Black Worker Rights Hearing
LOS ANGELES—January 24, 2011—More than 150 community leaders, labor activists, and legal advocates recently united at a special hearing that gave a platform for black workers to share their testimonies about the struggles they’ve faced in their quest to find quality employment. The Black Workers Rights Hearing—themed “In Search of the Mountaintop: Breaking Barriers to Quality Black Employment”—gave a voice to black workers who’ve experienced such career struggles as employment discrimination, wage theft, immigrant exploitation, disproportionate employment, and invisibility. Dozens of attendees pledged to support the LA Black Worker Center and its members in various ways, including volunteering for action teams and know-your-rights trainings.
"I made a promise to my son that he could go to college, and I worked to keep that promise. Now that my youngest is there, I worry every day that after all this life of sacrifice, now he won’t be able to stay there because I lost my job last year and I don’t earn enough to help with the tuition and the housing and the things he needs,” said Los Angeles resident Darlene Young, an unemployed mother of two and pre-apprentice in the building and construction trades.
“What does it mean to be a citizen of the United States? What is the American Dream? We hope, we live, we work for a better life, but that is not real because so many doors are shut, closed in your face."
Coordinated by the Los Angeles Black Worker Center that launched last year, the hearing was the center’s first forum representing its efforts to promote community support and advocacy for racial and economic justice. The hearing was organized by the BWC members who see workers, organized labor, and community leaders as key stakeholders in reversing the alarming statistics of black workers in Los Angeles who are either unemployed or struggle in low-paying jobs. While African Americans comprise only 9 percent of the population in Los Angeles, 30 percent of the black community toils in low-wage jobs, and another 16.5 percent remain unemployed. Though alarming, these statistics represent a compounded job crisis that exists in black Los Angeles in strong economic times and in weak cycles. Increasingly, urban economic policies and practices fail to develop quality jobs and reward practices that strip workers of family-sustaining wages, benefits, and retirements. Regulated industries such as manufacturing, which once dominated the LA landscape and were the top employers or black workers in past generations, have disappeared with globalization or in-sourced, exploitable immigrant labor. As Los Angeles works to rebuild its economic structure, it is clear the festering employment crisis in the LA black community threatens the health of all Los Angeles. Longer-term strategies and action are needed at the grassroots level of the working communities to develop innovative policies to address this crisis and, ultimately, the poverty and community instability it creates.

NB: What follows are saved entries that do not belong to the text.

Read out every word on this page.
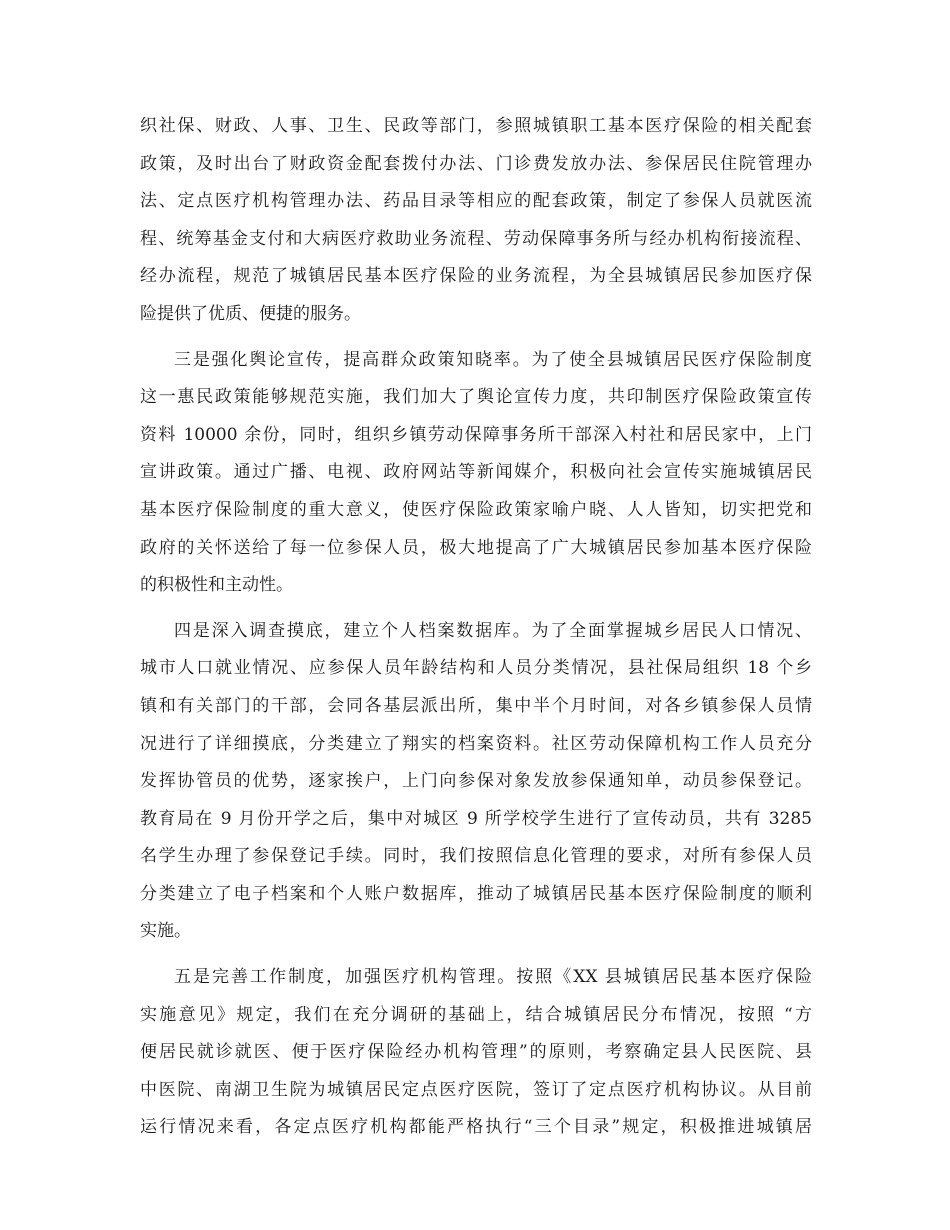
织社保、财政、人事、卫生、民政等部门，参照城镇职工基本医疗保险的相关配套
政策，及时出台了财政资金配套拨付办法、门诊费发放办法、参保居民住院管理办
法、定点医疗机构管理办法、药品目录等相应的配套政策，制定了参保人员就医流
程、统筹基金支付和大病医疗救助业务流程、劳动保障事务所与经办机构衔接流程、
经办流程，规范了城镇居民基本医疗保险的业务流程，为全县城镇居民参加医疗保
险提供了优质、便捷的服务。
三是强化舆论宣传，提高群众政策知晓率。为了使全县城镇居民医疗保险制度
这一惠民政策能够规范实施，我们加大了舆论宣传力度，共印制医疗保险政策宣传
资料 10000 余份，同时，组织乡镇劳动保障事务所干部深入村社和居民家中，上门
宣讲政策。通过广播、电视、政府网站等新闻媒介，积极向社会宣传实施城镇居民
基本医疗保险制度的重大意义，使医疗保险政策家喻户晓、人人皆知，切实把党和
政府的关怀送给了每一位参保人员，极大地提高了广大城镇居民参加基本医疗保险
的积极性和主动性。
四是深入调查摸底，建立个人档案数据库。为了全面掌握城乡居民人口情况、
城市人口就业情况、应参保人员年龄结构和人员分类情况，县社保局组织 18 个乡
镇和有关部门的干部，会同各基层派出所，集中半个月时间，对各乡镇参保人员情
况进行了详细摸底，分类建立了翔实的档案资料。社区劳动保障机构工作人员充分
发挥协管员的优势，逐家挨户，上门向参保对象发放参保通知单，动员参保登记。
教育局在 9 月份开学之后，集中对城区 9 所学校学生进行了宣传动员，共有 3285
名学生办理了参保登记手续。同时，我们按照信息化管理的要求，对所有参保人员
分类建立了电子档案和个人账户数据库，推动了城镇居民基本医疗保险制度的顺利
实施。
五是完善工作制度，加强医疗机构管理。按照《XX 县城镇居民基本医疗保险
实施意见》规定，我们在充分调研的基础上，结合城镇居民分布情况，按照 “方
便居民就诊就医、便于医疗保险经办机构管理”的原则，考察确定县人民医院、县
中医院、南湖卫生院为城镇居民定点医疗医院，签订了定点医疗机构协议。从目前
运行情况来看，各定点医疗机构都能严格执行“三个目录”规定，积极推进城镇居
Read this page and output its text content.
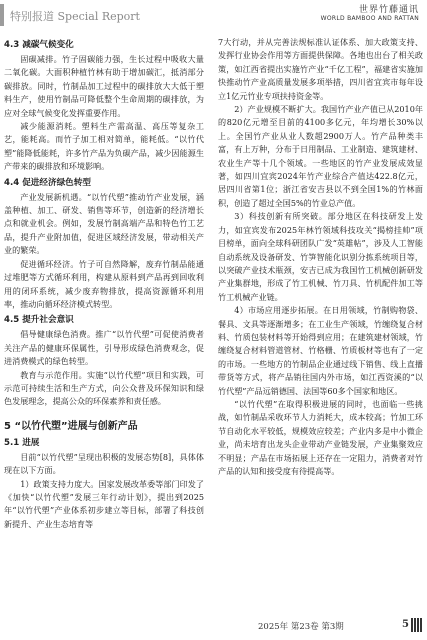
特别报道 Special Report	世界竹藤通讯
WORLD BAMBOO AND RATTAN
4.3 减碳气候变化

固碳减排。竹子固碳能力强，生长过程中吸收大量二氧化碳。大面积种植竹林有助于增加碳汇，抵消部分碳排放。同时，竹制品加工过程中的碳排放大大低于塑料生产，使用竹制品可降低整个生命周期的碳排放，为应对全球气候变化发挥重要作用。

减少能源消耗。塑料生产需高温、高压等复杂工艺，能耗高。而竹子加工相对简单，能耗低。“以竹代塑”能降低能耗，许多竹产品为负碳产品，减少因能源生产带来的碳排放和环境影响。

4.4 促进经济绿色转型

产业发展新机遇。“以竹代塑”推动竹产业发展，涵盖种植、加工、研发、销售等环节，创造新的经济增长点和就业机会。例如，发展竹制高端产品和特色竹工艺品，提升产业附加值，促进区域经济发展，带动相关产业的繁荣。

促进循环经济。竹子可自然降解，废弃竹制品能通过堆肥等方式循环利用，构建从原料到产品再到回收利用的闭环系统，减少废弃物排放，提高资源循环利用率，推动向循环经济模式转型。

4.5 提升社会意识

倡导健康绿色消费。推广“以竹代塑”可促使消费者关注产品的健康环保属性，引导形成绿色消费观念，促进消费模式的绿色转型。

教育与示范作用。实施“以竹代塑”项目和实践，可示范可持续生活和生产方式，向公众普及环保知识和绿色发展理念，提高公众的环保素养和责任感。

5 “以竹代塑”进展与创新产品
5.1 进展

目前“以竹代塑”呈现出积极的发展态势[8]，具体体现在以下方面。

1）政策支持力度大。国家发展改革委等部门印发了《加快“以竹代塑”发展三年行动计划》，提出到2025年“以竹代塑”产业体系初步建立等目标，部署了科技创新提升、产业生态培育等

7大行动，并从完善法规标准认证体系、加大政策支持、发挥行业协会作用等方面提供保障。各地也出台了相关政策，如江西省提出实施竹产业“千亿工程”，福建省实施加快推动竹产业高质量发展多项举措，四川省宜宾市每年设立1亿元竹业专项扶持资金等。

2）产业规模不断扩大。我国竹产业产值已从2010年的820亿元增至目前的4100多亿元，年均增长30%以上。全国竹产业从业人数超2900万人。竹产品种类丰富，有上万种，分布于日用制品、工业制造、建筑建材、农业生产等十几个领域。一些地区的竹产业发展成效显著，如四川宜宾2024年竹产业综合产值达422.8亿元，居四川省第1位；浙江省安吉县以不到全国1%的竹林面积，创造了超过全国5%的竹业总产值。

3）科技创新有所突破。部分地区在科技研发上发力，如宜宾发布2025年林竹领域科技攻关“揭榜挂帅”项目榜单，面向全球科研团队广发“英雄帖”，涉及人工智能自动系统及设备研发、竹笋智能化识别分拣系统项目等，以突破产业技术瓶颈，安吉已成为我国竹工机械创新研发产业集群地，形成了竹工机械、竹刀具、竹机配件加工等竹工机械产业链。

4）市场应用逐步拓展。在日用领域，竹制购物袋、餐具、文具等逐渐增多；在工业生产领域，竹缠绕复合材料、竹质包装材料等开始得到应用；在建筑建材领域，竹缠绕复合材料管道管材、竹格栅、竹质板材等也有了一定的市场。一些地方的竹制品企业通过线下销售、线上直播带货等方式，将产品销往国内外市场，如江西资溪的“以竹代塑”产品远销德国、法国等60多个国家和地区。

“以竹代塑”在取得积极进展的同时，也面临一些挑战，如竹制品采收环节人力消耗大，成本较高；竹加工环节自动化水平较低，规模效应较差；产业内多是中小微企业，尚未培育出龙头企业带动产业链发展，产业集聚效应不明显；产品在市场拓展上还存在一定阻力，消费者对竹产品的认知和接受度有待提高等。

2025年 第23卷 第3期	5
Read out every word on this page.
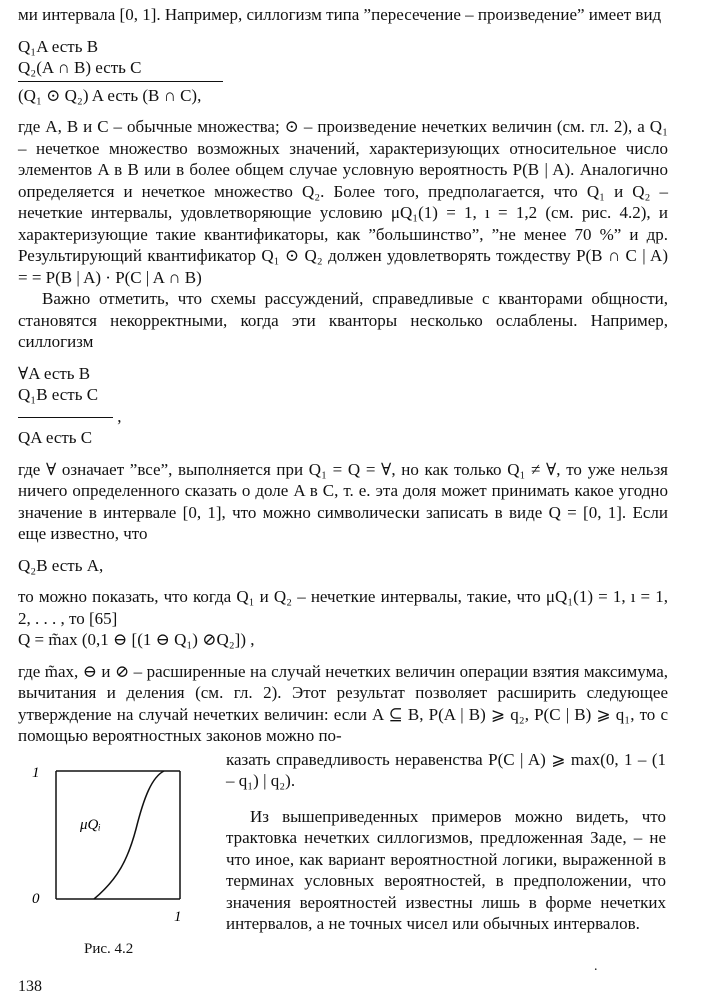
ми интервала [0, 1]. Например, силлогизм типа ”пересечение – произведение” имеет вид

Q₁A есть B
Q₂(A ∩ B) есть C
(Q₁ ⊙ Q₂) A есть (B ∩ C),

где A, B и C – обычные множества; ⊙ – произведение нечетких величин (см. гл. 2), а Q₁ – нечеткое множество возможных значений, характеризующих относительное число элементов A в B или в более общем случае условную вероятность P(B | A). Аналогично определяется и нечеткое множество Q₂. Более того, предполагается, что Q₁ и Q₂ – нечеткие интервалы, удовлетворяющие условию μQ₁(1) = 1, ı = 1,2 (см. рис. 4.2), и характеризующие такие квантификаторы, как ”большинство”, ”не менее 70 %” и др. Результирующий квантификатор Q₁ ⊙ Q₂ должен удовлетворять тождеству P(B ∩ C | A) = = P(B | A) · P(C | A ∩ B)

Важно отметить, что схемы рассуждений, справедливые с кванторами общности, становятся некорректными, когда эти кванторы несколько ослаблены. Например, силлогизм

∀A есть B
Q₁B есть C
,
QA есть C

где ∀ означает ”все”, выполняется при Q₁ = Q = ∀, но как только Q₁ ≠ ∀, то уже нельзя ничего определенного сказать о доле A в C, т. е. эта доля может принимать какое угодно значение в интервале [0, 1], что можно символически записать в виде Q = [0, 1]. Если еще известно, что

Q₂B есть A,

то можно показать, что когда Q₁ и Q₂ – нечеткие интервалы, такие, что μQ₁(1) = 1, ı = 1, 2, . . . , то [65]

Q = m̃ax (0,1 ⊖ [(1 ⊖ Q₁) ⊘Q₂]) ,

где m̃ax, ⊖ и ⊘ – расширенные на случай нечетких величин операции взятия максимума, вычитания и деления (см. гл. 2). Этот результат позволяет расширить следующее утверждение на случай нечетких величин: если A ⊆ B, P(A | B) ⩾ q₂, P(C | B) ⩾ q₁, то с помощью вероятностных законов можно по-

1
0
1
μQᵢ
Рис. 4.2

казать справедливость неравенства P(C | A) ⩾ max(0, 1 – (1 – q₁) | q₂).

Из вышеприведенных примеров можно видеть, что трактовка нечетких силлогизмов, предложенная Заде, – не что иное, как вариант вероятностной логики, выраженной в терминах условных вероятностей, в предположении, что значения вероятностей известны лишь в форме нечетких интервалов, а не точных чисел или обычных интервалов.

.
138
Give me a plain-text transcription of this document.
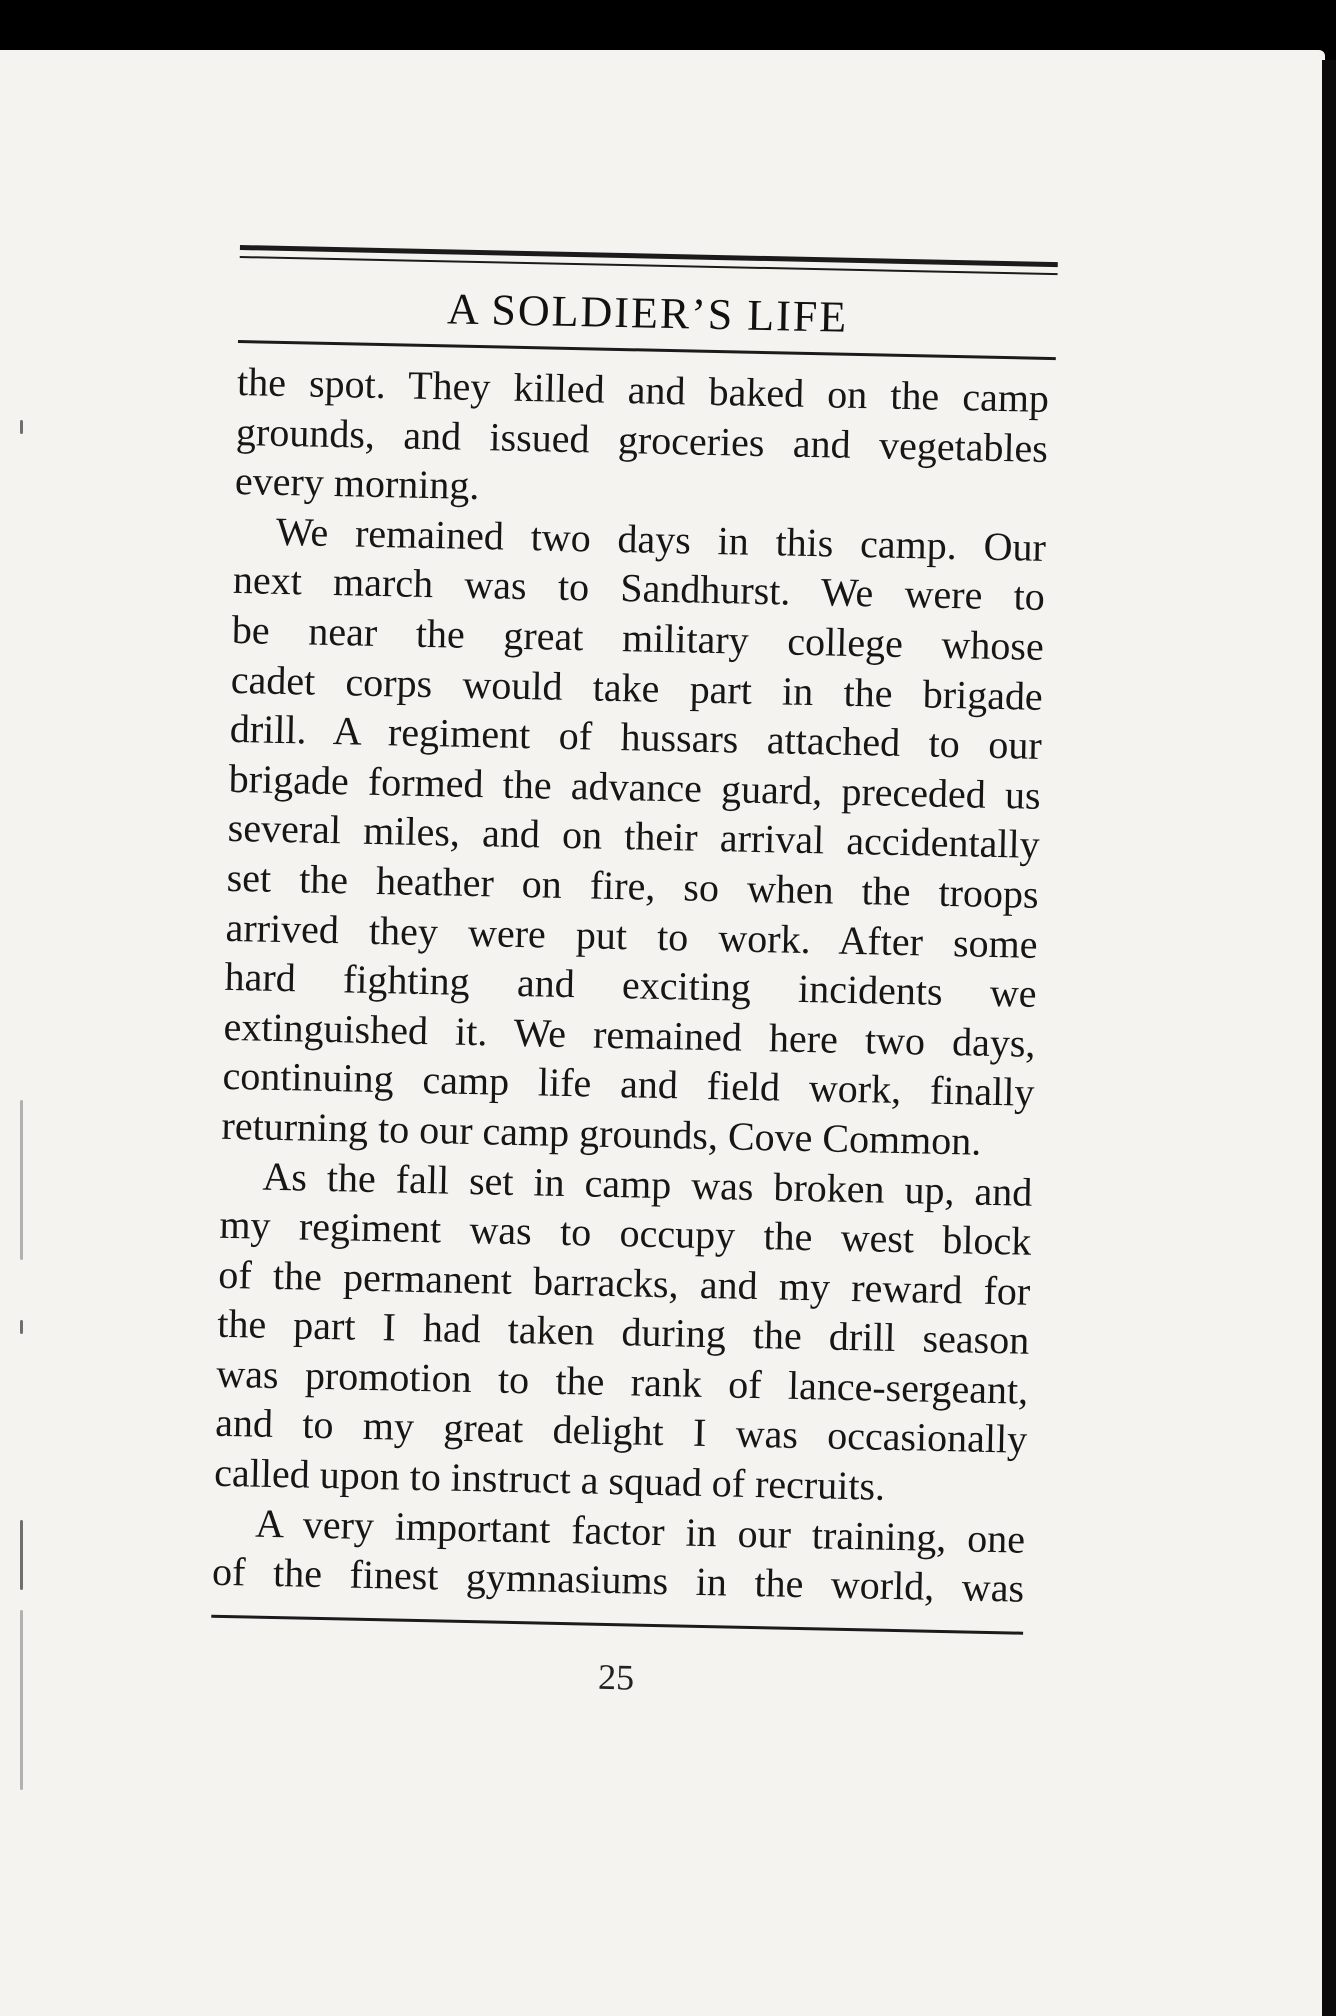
A SOLDIER’S LIFE

the spot. They killed and baked on the camp
grounds, and issued groceries and vegetables
every morning.

We remained two days in this camp. Our
next march was to Sandhurst. We were to
be near the great military college whose
cadet corps would take part in the brigade
drill. A regiment of hussars attached to our
brigade formed the advance guard, preceded us
several miles, and on their arrival accidentally
set the heather on fire, so when the troops
arrived they were put to work. After some
hard fighting and exciting incidents we
extinguished it. We remained here two days,
continuing camp life and field work, finally
returning to our camp grounds, Cove Common.

As the fall set in camp was broken up, and
my regiment was to occupy the west block
of the permanent barracks, and my reward for
the part I had taken during the drill season
was promotion to the rank of lance-sergeant,
and to my great delight I was occasionally
called upon to instruct a squad of recruits.

A very important factor in our training, one
of the finest gymnasiums in the world, was

25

At the hearing, held at the historic African American Firefighters Museum near downtown Los Angeles, a group of black workers shared about their struggles with employment discrimination, finding stable work, and the impacts of poor jobs and employer exploitation on the Black family. Laborer Todd Morris, a father of five and a union member, talked about being laid off a week before Christmas, despite his exceptional dedication to his job and twenty-year construction experience. Another union member, Keith Edgehill, discussed how he hasn’t held a steady job for a full year since becoming a sheetmetal journeyman more than a decade ago. Destiny Jackson, a mother of two who was fired from her security officer job shortly before Christmas, stated that she believed her firing was due to her union activism last June. Dwayne Wyatt, a veteran city planner who holds a masters degree in regional and urban planning from UCLA, revealed that the City of Los Angeles Planning Department has never promoted him in his entire twenty-four-year career in the department.
These workers represent the growing number who have joined with the Los Angeles Black Worker Center to develop a voice for workers in the black job crisis. The center leveraged the hearing to present solutions and request that event participants support principles of fairness and dignity in the workplace. Event organizers called on participants to volunteer to work with the center to:
- Educate the local community about the challenges that black workers face;
- Work with trade unions to build support to make black working issues a priority on the workers’ rights agenda;
- Train and mentor black workers, helping them to become leaders in their occupations and unions;
- Research and educate the community on policies that create greater diversity on the job;
- Establish “know-your-rights” trainings in the community;
- Insist that local political leaders properly address the black community’s interests; and
- Advocate for transparency, representation, and accountability in public job creation.
During the event, a panel of employment discrimination activists sat at a dais to offer strategic advice and discuss the challenges black workers face in finding justice. A group of lawyers also attended the hearing to help organize a legal advisory community on behalf of the Los Angeles Black Worker Center. More than forty people turned in signed pledges to offer volunteer services to the center and become advocates for black worker rights.
The event was sponsored by the UCLA Labor Center; Southern Christian Leadership Conference, Los Angeles; Legal Aid Foundation, Los Angeles; National Lawyers Guild, L.A. Chapter; Los Angeles Black Labor Construction Council; Black Alliance for Just Immigration; John M. Langston Bar Association; Black Women Lawyers of Los Angeles; American Federation of Teachers Local 1521A; AFSCME Local 3090/DC 36; and The Brotherhood Crusade.